Article

Archives Don’t Matter

By: AVP
February 14, 2013

…But Archival Environments Do

Admittedly, when I foreswore the word ‘archive’ I offered no realistic (or unrealistic) alternative. The great benefit (and the great detriment) of such philosophical arguments is that one needn’t provide conclusive answers to one’s musings — nor, apparently, first person responsibility, either.

Regardless, I have been thinking about this topic since then and have solidified some thinking here, coming to the conclusion that using or not using the word archive doesn’t matter because archives don’t matter.

Let me clarify — the concept and the role of archives matter, which I would define as the arrangement, maintenance, and provision of access to materials (roughly matching my thoughts on the processing of audiovisual collections in relation to the primary services of an archive). The entity or shape of the archive does not matter because such collections of assets exist in many forms and, I feel, are much more likely to exist in less formal or less traditional spaces than the formal academic or governmental archive.

Formal and less formal archives all fulfill their duties — arrangement, maintenance, access — to varying degrees depending on their mission and available resources. However, formal archives are not necessarily superior across all of those aspects. For example, a collection within a television news organization may rate very highly with gathering and providing access to materials because they generate the content, have the equipment for playback and editing, and value the re-use of assets such as b-roll for new content creation. Maintenance may not rate as high because frequent, timely usability is more important, and arrangement may suffer due to the high rate of circulation of materials and lack of centralized, enforced storage and borrowing policies.

Transition that same collection to a formal archive and the level of maintenance and arrangement may rise to the higher standards of professional archival practice, but access will almost certainly drop off to almost zero until reformatting and description/processing is performed because the availability of equipment and impetus for use is not the same. When that reformatting actually does happen is anyone’s guess.

I think of these two examples as the Archival Environment and the Production Environment.

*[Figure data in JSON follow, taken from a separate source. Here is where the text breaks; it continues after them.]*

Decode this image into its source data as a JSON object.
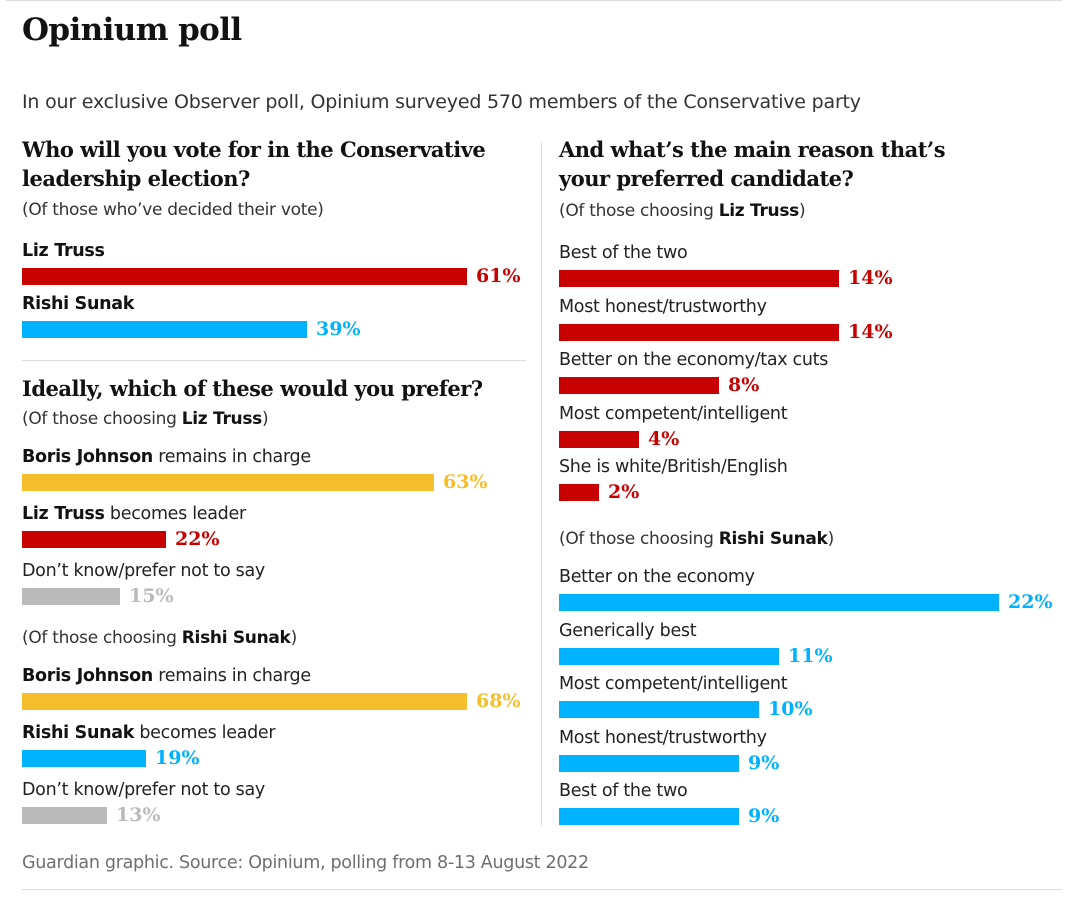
{
  "title": "Opinium poll",
  "subtitle": "In our exclusive Observer poll, Opinium surveyed 570 members of the Conservative party",
  "footer": "Guardian graphic. Source: Opinium, polling from 8-13 August 2022",
  "colors": {
    "truss": "#c70000",
    "sunak": "#00b2ff",
    "boris": "#f5be2c",
    "dont_know": "#bababa"
  },
  "chart_data": [
    {
      "type": "bar",
      "title": "Who will you vote for in the Conservative leadership election?",
      "note": {
        "pre": "(Of those who’ve decided their vote)",
        "bold": "",
        "post": ""
      },
      "categories": [
        {
          "bold": "Liz Truss",
          "rest": ""
        },
        {
          "bold": "Rishi Sunak",
          "rest": ""
        }
      ],
      "values": [
        61,
        39
      ],
      "value_labels": [
        "61%",
        "39%"
      ],
      "colors": [
        "#c70000",
        "#00b2ff"
      ],
      "xlim": [
        0,
        61
      ]
    },
    {
      "type": "bar",
      "title": "Ideally, which of these would you prefer?",
      "groups": [
        {
          "note": {
            "pre": "(Of those choosing ",
            "bold": "Liz Truss",
            "post": ")"
          },
          "categories": [
            {
              "bold": "Boris Johnson",
              "rest": " remains in charge"
            },
            {
              "bold": "Liz Truss",
              "rest": " becomes leader"
            },
            {
              "bold": "",
              "rest": "Don’t know/prefer not to say"
            }
          ],
          "values": [
            63,
            22,
            15
          ],
          "value_labels": [
            "63%",
            "22%",
            "15%"
          ],
          "colors": [
            "#f5be2c",
            "#c70000",
            "#bababa"
          ]
        },
        {
          "note": {
            "pre": "(Of those choosing ",
            "bold": "Rishi Sunak",
            "post": ")"
          },
          "categories": [
            {
              "bold": "Boris Johnson",
              "rest": " remains in charge"
            },
            {
              "bold": "Rishi Sunak",
              "rest": " becomes leader"
            },
            {
              "bold": "",
              "rest": "Don’t know/prefer not to say"
            }
          ],
          "values": [
            68,
            19,
            13
          ],
          "value_labels": [
            "68%",
            "19%",
            "13%"
          ],
          "colors": [
            "#f5be2c",
            "#00b2ff",
            "#bababa"
          ]
        }
      ],
      "xlim": [
        0,
        68
      ]
    },
    {
      "type": "bar",
      "title": "And what’s the main reason that’s your preferred candidate?",
      "groups": [
        {
          "note": {
            "pre": "(Of those choosing ",
            "bold": "Liz Truss",
            "post": ")"
          },
          "categories": [
            "Best of the two",
            "Most honest/trustworthy",
            "Better on the economy/tax cuts",
            "Most competent/intelligent",
            "She is white/British/English"
          ],
          "values": [
            14,
            14,
            8,
            4,
            2
          ],
          "value_labels": [
            "14%",
            "14%",
            "8%",
            "4%",
            "2%"
          ],
          "color": "#c70000"
        },
        {
          "note": {
            "pre": "(Of those choosing ",
            "bold": "Rishi Sunak",
            "post": ")"
          },
          "categories": [
            "Better on the economy",
            "Generically best",
            "Most competent/intelligent",
            "Most honest/trustworthy",
            "Best of the two"
          ],
          "values": [
            22,
            11,
            10,
            9,
            9
          ],
          "value_labels": [
            "22%",
            "11%",
            "10%",
            "9%",
            "9%"
          ],
          "color": "#00b2ff"
        }
      ],
      "xlim": [
        0,
        22
      ]
    }
  ]
}
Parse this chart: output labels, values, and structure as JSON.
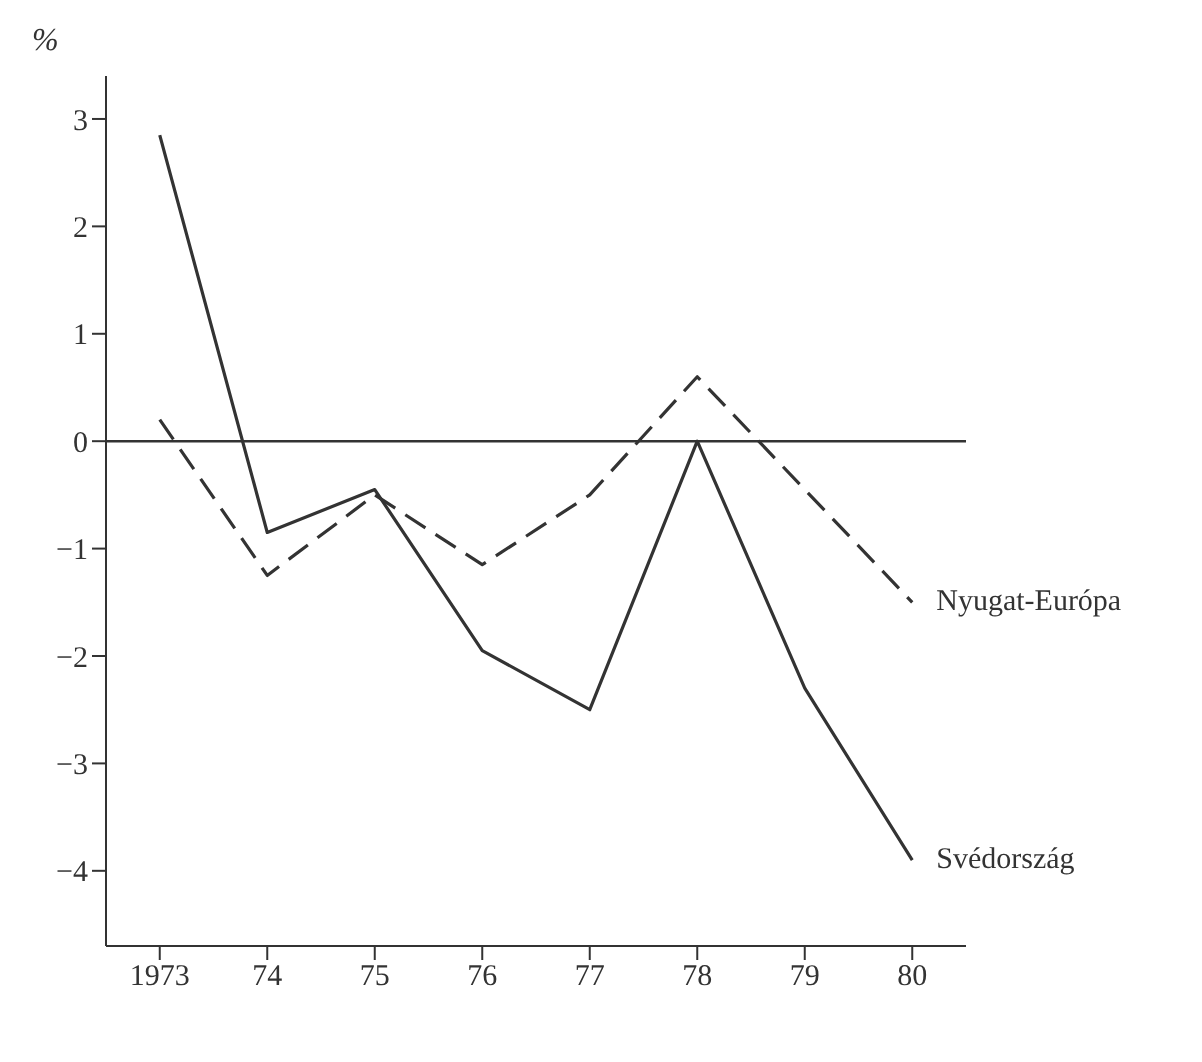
{
  "chart_data": {
    "type": "line",
    "ylabel": "%",
    "categories": [
      "1973",
      "74",
      "75",
      "76",
      "77",
      "78",
      "79",
      "80"
    ],
    "series": [
      {
        "name": "Svédország",
        "color": "#333333",
        "line_style": "solid",
        "values": [
          2.85,
          -0.85,
          -0.45,
          -1.95,
          -2.5,
          0,
          -2.3,
          -3.9
        ]
      },
      {
        "name": "Nyugat-Európa",
        "color": "#333333",
        "line_style": "dashed",
        "values": [
          0.2,
          -1.25,
          -0.5,
          -1.15,
          -0.5,
          0.6,
          -0.45,
          -1.5
        ]
      }
    ],
    "ylim": [
      -4.7,
      3.4
    ],
    "yticks": [
      -4,
      -3,
      -2,
      -1,
      0,
      1,
      2,
      3
    ],
    "ref_lines": [
      {
        "axis": "y",
        "value": 0,
        "color": "#333333"
      }
    ],
    "grid": false,
    "legend": false,
    "marker": "none"
  }
}
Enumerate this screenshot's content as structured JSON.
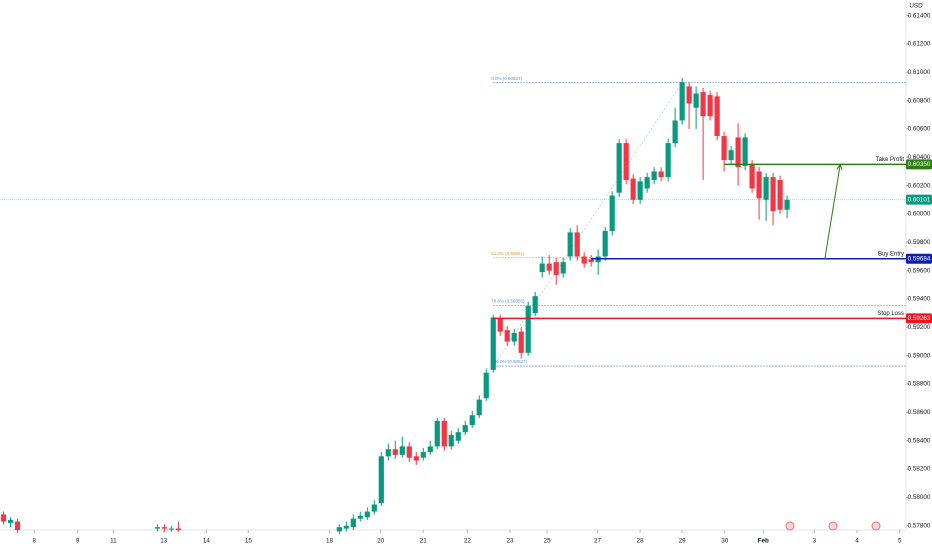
{
  "chart_data": {
    "type": "candlestick",
    "currency": "USD",
    "up_color": "#089981",
    "down_color": "#f23645",
    "xlim": [
      -0.5,
      129
    ],
    "ylim": [
      0.5777,
      0.6151
    ],
    "yticks": [
      {
        "value": 0.578,
        "label": "0.57800"
      },
      {
        "value": 0.58,
        "label": "0.58000"
      },
      {
        "value": 0.582,
        "label": "0.58200"
      },
      {
        "value": 0.584,
        "label": "0.58400"
      },
      {
        "value": 0.586,
        "label": "0.58600"
      },
      {
        "value": 0.588,
        "label": "0.58800"
      },
      {
        "value": 0.59,
        "label": "0.59000"
      },
      {
        "value": 0.592,
        "label": "0.59200"
      },
      {
        "value": 0.594,
        "label": "0.59400"
      },
      {
        "value": 0.596,
        "label": "0.59600"
      },
      {
        "value": 0.598,
        "label": "0.59800"
      },
      {
        "value": 0.6,
        "label": "0.60000"
      },
      {
        "value": 0.602,
        "label": "0.60200"
      },
      {
        "value": 0.604,
        "label": "0.60400"
      },
      {
        "value": 0.606,
        "label": "0.60600"
      },
      {
        "value": 0.608,
        "label": "0.60800"
      },
      {
        "value": 0.61,
        "label": "0.61000"
      },
      {
        "value": 0.612,
        "label": "0.61200"
      },
      {
        "value": 0.614,
        "label": "0.61400"
      }
    ],
    "xticks": [
      {
        "value": 4.4,
        "label": "8"
      },
      {
        "value": 10.6,
        "label": "9"
      },
      {
        "value": 15.7,
        "label": "11"
      },
      {
        "value": 22.9,
        "label": "13"
      },
      {
        "value": 29,
        "label": "14"
      },
      {
        "value": 35,
        "label": "15"
      },
      {
        "value": 46.6,
        "label": "18"
      },
      {
        "value": 53.9,
        "label": "20"
      },
      {
        "value": 60,
        "label": "21"
      },
      {
        "value": 66.3,
        "label": "22"
      },
      {
        "value": 72.4,
        "label": "23"
      },
      {
        "value": 77.7,
        "label": "25"
      },
      {
        "value": 84.9,
        "label": "27"
      },
      {
        "value": 91,
        "label": "28"
      },
      {
        "value": 97,
        "label": "29"
      },
      {
        "value": 103.1,
        "label": "30"
      },
      {
        "value": 108.6,
        "label": "Feb"
      },
      {
        "value": 115.9,
        "label": "3"
      },
      {
        "value": 122,
        "label": "4"
      },
      {
        "value": 128.1,
        "label": "5"
      }
    ],
    "x": [
      0,
      1,
      2,
      22,
      23,
      24,
      25,
      48,
      49,
      50,
      51,
      52,
      53,
      54,
      55,
      56,
      57,
      58,
      59,
      60,
      61,
      62,
      63,
      64,
      65,
      66,
      67,
      68,
      69,
      70,
      71,
      72,
      73,
      74,
      75,
      76,
      77,
      78,
      79,
      80,
      81,
      82,
      83,
      84,
      85,
      86,
      87,
      88,
      89,
      90,
      91,
      92,
      93,
      94,
      95,
      96,
      97,
      98,
      99,
      100,
      101,
      102,
      103,
      104,
      105,
      106,
      107,
      108,
      109,
      110,
      111,
      112
    ],
    "open": [
      0.5788,
      0.5782,
      0.5783,
      0.5778,
      0.5779,
      0.5778,
      0.5778,
      0.5776,
      0.5778,
      0.5779,
      0.5785,
      0.5786,
      0.579,
      0.5796,
      0.5829,
      0.5834,
      0.583,
      0.5836,
      0.5829,
      0.5828,
      0.5832,
      0.5836,
      0.5854,
      0.5836,
      0.584,
      0.5846,
      0.5851,
      0.5858,
      0.587,
      0.589,
      0.5926,
      0.5918,
      0.591,
      0.5917,
      0.5902,
      0.593,
      0.5959,
      0.5965,
      0.5966,
      0.5958,
      0.597,
      0.5987,
      0.597,
      0.5968,
      0.5966,
      0.597,
      0.5988,
      0.6015,
      0.605,
      0.6025,
      0.601,
      0.6018,
      0.6024,
      0.603,
      0.6026,
      0.605,
      0.6066,
      0.609,
      0.6075,
      0.6086,
      0.6084,
      0.6083,
      0.6055,
      0.6038,
      0.6054,
      0.6034,
      0.6035,
      0.603,
      0.601,
      0.6026,
      0.6024,
      0.6003
    ],
    "high": [
      0.579,
      0.5786,
      0.5785,
      0.5781,
      0.5781,
      0.578,
      0.5783,
      0.5781,
      0.5783,
      0.5788,
      0.579,
      0.5793,
      0.5798,
      0.5832,
      0.5838,
      0.584,
      0.5843,
      0.5839,
      0.5832,
      0.5835,
      0.584,
      0.5856,
      0.5856,
      0.5847,
      0.5849,
      0.5854,
      0.5861,
      0.5872,
      0.5891,
      0.5929,
      0.5929,
      0.5921,
      0.5919,
      0.592,
      0.5938,
      0.5945,
      0.597,
      0.5971,
      0.5969,
      0.5969,
      0.599,
      0.5992,
      0.5973,
      0.5971,
      0.5975,
      0.5991,
      0.6016,
      0.6053,
      0.6053,
      0.6028,
      0.6026,
      0.6029,
      0.6033,
      0.6033,
      0.6053,
      0.6075,
      0.6096,
      0.6093,
      0.609,
      0.6089,
      0.6087,
      0.6086,
      0.6058,
      0.6048,
      0.6064,
      0.6057,
      0.6038,
      0.6033,
      0.6029,
      0.6029,
      0.6027,
      0.6013
    ],
    "low": [
      0.5781,
      0.5779,
      0.5775,
      0.5776,
      0.5776,
      0.5776,
      0.5776,
      0.5774,
      0.5776,
      0.5777,
      0.5783,
      0.5784,
      0.5788,
      0.5794,
      0.5826,
      0.5827,
      0.5828,
      0.5825,
      0.5823,
      0.5826,
      0.583,
      0.5834,
      0.5833,
      0.5834,
      0.5838,
      0.5844,
      0.5849,
      0.5856,
      0.5868,
      0.5888,
      0.5914,
      0.5907,
      0.5907,
      0.5898,
      0.59,
      0.5928,
      0.5955,
      0.5957,
      0.595,
      0.5955,
      0.5967,
      0.5967,
      0.5962,
      0.5963,
      0.5957,
      0.5967,
      0.5985,
      0.6012,
      0.6021,
      0.6007,
      0.6007,
      0.6015,
      0.6021,
      0.6023,
      0.6023,
      0.6047,
      0.6063,
      0.606,
      0.606,
      0.6024,
      0.6066,
      0.6052,
      0.603,
      0.6035,
      0.602,
      0.6031,
      0.6015,
      0.5996,
      0.5995,
      0.5992,
      0.6,
      0.5997
    ],
    "close": [
      0.5783,
      0.5784,
      0.5777,
      0.5779,
      0.5778,
      0.5778,
      0.5777,
      0.5779,
      0.578,
      0.5785,
      0.5787,
      0.579,
      0.5795,
      0.5829,
      0.5834,
      0.583,
      0.5836,
      0.5828,
      0.5826,
      0.5832,
      0.5836,
      0.5854,
      0.5836,
      0.5844,
      0.5846,
      0.5851,
      0.5858,
      0.5869,
      0.5888,
      0.5927,
      0.5917,
      0.591,
      0.5916,
      0.5902,
      0.5935,
      0.5942,
      0.5965,
      0.596,
      0.5957,
      0.5966,
      0.5987,
      0.597,
      0.5965,
      0.5966,
      0.597,
      0.5988,
      0.6013,
      0.605,
      0.6024,
      0.601,
      0.6023,
      0.6026,
      0.603,
      0.6026,
      0.605,
      0.6066,
      0.6093,
      0.6078,
      0.6085,
      0.6069,
      0.6069,
      0.6055,
      0.6038,
      0.6045,
      0.6033,
      0.6054,
      0.6018,
      0.6011,
      0.6026,
      0.6002,
      0.6003,
      0.601
    ],
    "current_price": {
      "value": 0.60101,
      "label": "0.60101",
      "color": "#089981"
    },
    "levels": [
      {
        "name": "Take Profit",
        "value": 0.6035,
        "label": "0.60350",
        "color": "#2e7d14",
        "from": 103
      },
      {
        "name": "Buy Entry",
        "value": 0.59684,
        "label": "0.59684",
        "color": "#0d1fa8",
        "from": 84
      },
      {
        "name": "Stop Loss",
        "value": 0.59263,
        "label": "0.59263",
        "color": "#f0141e",
        "from": 70
      }
    ],
    "fib_levels": [
      {
        "label": "0.0% (0.60927)",
        "value": 0.60927,
        "color": "#5b8fd6",
        "from": 70,
        "to": 129
      },
      {
        "label": "61.8% (0.59691)",
        "value": 0.59691,
        "color": "#e09a3a",
        "from": 70,
        "to": 85
      },
      {
        "label": "78.6% (0.59355)",
        "value": 0.59355,
        "color": "#5b8fd6",
        "from": 70,
        "to": 129
      },
      {
        "label": "100.0% (0.58927)",
        "value": 0.58927,
        "color": "#5b8fd6",
        "from": 70,
        "to": 129
      }
    ]
  }
}
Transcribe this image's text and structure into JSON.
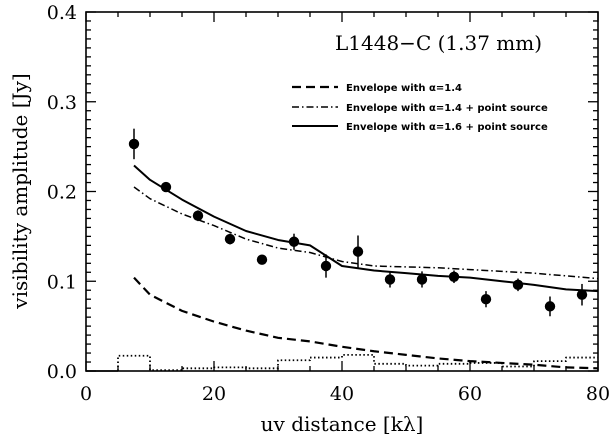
{
  "chart_data": {
    "type": "scatter",
    "title": "L1448−C (1.37 mm)",
    "xlabel": "uv distance [kλ]",
    "ylabel": "visibility amplitude [Jy]",
    "xlim": [
      0,
      80
    ],
    "ylim": [
      0,
      0.4
    ],
    "x_ticks": [
      0,
      20,
      40,
      60,
      80
    ],
    "x_tick_labels": [
      "0",
      "20",
      "40",
      "60",
      "80"
    ],
    "y_ticks": [
      0,
      0.1,
      0.2,
      0.3,
      0.4
    ],
    "y_tick_labels": [
      "0.0",
      "0.1",
      "0.2",
      "0.3",
      "0.4"
    ],
    "grid": false,
    "legend_position": "top-right",
    "observations": {
      "x": [
        7.5,
        12.5,
        17.5,
        22.5,
        27.5,
        32.5,
        37.5,
        42.5,
        47.5,
        52.5,
        57.5,
        62.5,
        67.5,
        72.5,
        77.5
      ],
      "y": [
        0.253,
        0.205,
        0.173,
        0.147,
        0.124,
        0.144,
        0.117,
        0.133,
        0.102,
        0.102,
        0.105,
        0.08,
        0.096,
        0.072,
        0.085
      ],
      "yerr": [
        0.017,
        0.005,
        0.006,
        0.006,
        0.004,
        0.009,
        0.013,
        0.018,
        0.009,
        0.009,
        0.007,
        0.009,
        0.007,
        0.011,
        0.012
      ]
    },
    "series": [
      {
        "name": "Envelope with α=1.4",
        "style": "dashed",
        "x": [
          7.5,
          10,
          15,
          20,
          25,
          30,
          35,
          40,
          45,
          50,
          55,
          60,
          65,
          70,
          75,
          80
        ],
        "y": [
          0.104,
          0.085,
          0.067,
          0.055,
          0.045,
          0.037,
          0.033,
          0.027,
          0.022,
          0.018,
          0.014,
          0.011,
          0.009,
          0.007,
          0.004,
          0.003
        ]
      },
      {
        "name": "Envelope with α=1.4 + point source",
        "style": "dash-dot",
        "x": [
          7.5,
          10,
          15,
          20,
          25,
          30,
          35,
          40,
          45,
          50,
          55,
          60,
          65,
          70,
          75,
          80
        ],
        "y": [
          0.205,
          0.192,
          0.175,
          0.162,
          0.147,
          0.137,
          0.132,
          0.122,
          0.117,
          0.116,
          0.115,
          0.113,
          0.111,
          0.109,
          0.106,
          0.103
        ]
      },
      {
        "name": "Envelope with α=1.6 + point source",
        "style": "solid",
        "x": [
          7.5,
          10,
          15,
          20,
          25,
          30,
          35,
          40,
          45,
          50,
          55,
          60,
          65,
          70,
          75,
          80
        ],
        "y": [
          0.229,
          0.213,
          0.191,
          0.172,
          0.156,
          0.146,
          0.14,
          0.117,
          0.112,
          0.109,
          0.106,
          0.104,
          0.1,
          0.096,
          0.091,
          0.089
        ]
      },
      {
        "name": "",
        "style": "dotted-steps",
        "x": [
          5,
          10,
          15,
          20,
          25,
          30,
          35,
          40,
          45,
          50,
          55,
          60,
          65,
          70,
          75,
          80
        ],
        "y": [
          0.017,
          0.001,
          0.003,
          0.004,
          0.003,
          0.012,
          0.015,
          0.018,
          0.008,
          0.006,
          0.008,
          0.009,
          0.005,
          0.011,
          0.015,
          0.015
        ]
      }
    ]
  }
}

Archival Environment: Purposeful and Controlled Selection, Arrangement, & Documentation

Production Environment: Idiosyncratic or Department-based Asset Management tied to Projects, Processes, & Deadlines

Both of these represent collections of materials which may in fact be referred to as Archives. However, each play distinct roles in how collections are used and taken care of. At some point it is certain that the materials in a Production Environment will need to move into an Archival Environment in order to retain their accessibility. The materials will need to be reformatted in order for the content to survive beyond degradation and technological obsolescence, and they will need to be arranged and described in a consistent, documented manner in order to be discoverable beyond the institutional knowledge of the original creator/caretaker.

Despite that being the case, Archival Environments need to adopt more from Production Environments regarding the provision of access, because most Archival Environments are failing on that point. Film, video, and audio collections are languishing in archives, too under-described to be findable and existing in formats or conditions that are not playable.

Archives don’t matter because there is a lack of trust by creators, researchers, and the public that access to collections will be provided on reasonable timescale, if at all. And this issue is about much more than speeding up processing and creating the glorified container lists that are finding aids, because that approach does nothing about solving the blockade to access that is remediated by reformatting. When dealing with audiovisual materials there is no question, no argument about it: Reformatting must happen at multiple points in the life cycle of the content because the lifespan of the content extends well beyond the technology housing it.

Archival Environments matter because they help support the longevity of discovery and access, but if that access to playable content is not provided the nominal archive is remiss in its duties. Until such time as that duty is met we cannot rightfully distinguish between or value the role of the traditional archive over the lay archive of something like a YouTube merely on the tenets of description, storage, and best practices alone.